Thelin's new drug application was filed earlier this year, based largely on a pair of randomized, placebo-controlled Phase III studies. One of them, called STRIDE-2, met its primary objective of improved six-minute walk with a statistically significant increase of 31.4 meters compared to placebo (p=0.03), and also showed Thelin to have less hepatic toxicity than Tracleer. (See BioWorld Today, May 26, 2005.)

Lemos, who predicted that Thelin would fare well against Tracleer initially, added that because "ambrisentan clearly seems to be differentiating itself" in terms of efficacy and safety, it could end up generating in excess of $400 million in annual U.S. sales by 2009. "We fully expect it to get quite a bit of use right out of the gate."

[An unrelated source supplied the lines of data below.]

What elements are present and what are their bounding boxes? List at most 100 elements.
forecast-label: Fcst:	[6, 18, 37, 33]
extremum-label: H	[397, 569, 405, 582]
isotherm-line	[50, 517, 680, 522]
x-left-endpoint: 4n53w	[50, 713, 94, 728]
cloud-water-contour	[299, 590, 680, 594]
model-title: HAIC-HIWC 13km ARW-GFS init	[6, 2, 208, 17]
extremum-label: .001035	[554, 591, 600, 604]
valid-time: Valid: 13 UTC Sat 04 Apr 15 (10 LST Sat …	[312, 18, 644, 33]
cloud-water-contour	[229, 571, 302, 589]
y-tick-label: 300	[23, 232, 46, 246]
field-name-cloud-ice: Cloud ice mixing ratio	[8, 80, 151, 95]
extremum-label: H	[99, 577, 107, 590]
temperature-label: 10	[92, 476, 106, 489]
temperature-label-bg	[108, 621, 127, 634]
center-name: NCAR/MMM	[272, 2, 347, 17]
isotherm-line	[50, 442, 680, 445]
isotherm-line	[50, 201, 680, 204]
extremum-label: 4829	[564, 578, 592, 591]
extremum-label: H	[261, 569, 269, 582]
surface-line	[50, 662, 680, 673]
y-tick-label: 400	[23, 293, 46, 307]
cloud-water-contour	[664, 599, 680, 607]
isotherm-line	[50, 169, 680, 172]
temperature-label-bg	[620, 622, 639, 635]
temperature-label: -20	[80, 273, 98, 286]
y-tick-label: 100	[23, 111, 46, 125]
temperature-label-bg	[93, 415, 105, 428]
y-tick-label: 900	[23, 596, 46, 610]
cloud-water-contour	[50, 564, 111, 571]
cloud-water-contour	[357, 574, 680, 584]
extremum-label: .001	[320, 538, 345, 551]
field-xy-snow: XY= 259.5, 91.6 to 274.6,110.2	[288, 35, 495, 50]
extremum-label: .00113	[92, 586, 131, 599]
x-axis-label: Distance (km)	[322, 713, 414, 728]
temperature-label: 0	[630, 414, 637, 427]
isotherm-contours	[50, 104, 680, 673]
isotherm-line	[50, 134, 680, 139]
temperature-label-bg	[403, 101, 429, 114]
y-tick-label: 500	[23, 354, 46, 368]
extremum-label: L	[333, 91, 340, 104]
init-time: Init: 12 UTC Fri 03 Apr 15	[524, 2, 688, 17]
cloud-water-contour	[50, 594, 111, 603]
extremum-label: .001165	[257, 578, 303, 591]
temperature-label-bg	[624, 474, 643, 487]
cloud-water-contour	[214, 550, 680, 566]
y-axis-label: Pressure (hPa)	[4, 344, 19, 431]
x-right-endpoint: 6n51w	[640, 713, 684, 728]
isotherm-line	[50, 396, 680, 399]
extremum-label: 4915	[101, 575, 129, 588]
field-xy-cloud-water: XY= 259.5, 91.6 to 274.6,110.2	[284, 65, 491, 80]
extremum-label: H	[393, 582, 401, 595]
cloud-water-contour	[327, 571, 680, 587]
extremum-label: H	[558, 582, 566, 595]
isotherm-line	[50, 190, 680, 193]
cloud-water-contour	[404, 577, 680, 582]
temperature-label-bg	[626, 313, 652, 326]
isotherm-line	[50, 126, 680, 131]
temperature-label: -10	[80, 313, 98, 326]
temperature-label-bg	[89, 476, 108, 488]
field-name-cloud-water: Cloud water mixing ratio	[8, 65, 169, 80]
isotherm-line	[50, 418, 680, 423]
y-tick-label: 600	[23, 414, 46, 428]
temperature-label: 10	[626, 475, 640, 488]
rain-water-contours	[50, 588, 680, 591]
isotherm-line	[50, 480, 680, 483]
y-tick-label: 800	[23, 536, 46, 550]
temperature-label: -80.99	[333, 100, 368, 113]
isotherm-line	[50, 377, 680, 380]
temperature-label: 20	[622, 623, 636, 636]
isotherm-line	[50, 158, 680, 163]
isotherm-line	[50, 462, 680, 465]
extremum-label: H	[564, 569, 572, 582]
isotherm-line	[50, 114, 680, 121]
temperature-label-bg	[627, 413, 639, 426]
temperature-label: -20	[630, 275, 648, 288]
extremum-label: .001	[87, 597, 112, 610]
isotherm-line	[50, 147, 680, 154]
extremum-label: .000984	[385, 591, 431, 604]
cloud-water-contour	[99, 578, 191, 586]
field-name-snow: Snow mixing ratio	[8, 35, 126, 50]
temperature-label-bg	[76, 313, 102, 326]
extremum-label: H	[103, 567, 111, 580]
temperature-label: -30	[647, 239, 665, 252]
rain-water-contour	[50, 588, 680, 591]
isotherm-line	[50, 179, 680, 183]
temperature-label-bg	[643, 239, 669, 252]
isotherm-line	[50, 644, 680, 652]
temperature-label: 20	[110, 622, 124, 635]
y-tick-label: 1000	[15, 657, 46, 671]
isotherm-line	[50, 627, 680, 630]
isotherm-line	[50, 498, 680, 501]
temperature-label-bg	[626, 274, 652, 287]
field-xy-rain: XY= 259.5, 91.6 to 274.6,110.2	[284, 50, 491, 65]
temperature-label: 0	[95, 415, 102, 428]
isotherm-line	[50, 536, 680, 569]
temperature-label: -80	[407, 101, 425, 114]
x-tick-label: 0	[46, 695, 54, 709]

Earlier this year, the company's stock received a 60 percent boost on positive Phase IIb data with darusentan, a type-A selective endothelin receptor antagonist for high blood pressure. Soon after, Myogen raised net proceeds of about $101 million through a public offering. (See BioWorld Today, Aug. 19, 2005, and Sept. 19, 2005.)

The company's recent crest is a nice contrast to a trough it fell into earlier this summer when its then-lead drug candidate for heart failure, enoximone, failed in top-line data from two Phase III trials, echoing earlier disappointing results from another Phase III study. (See BioWorld Today, June 28, 2005.)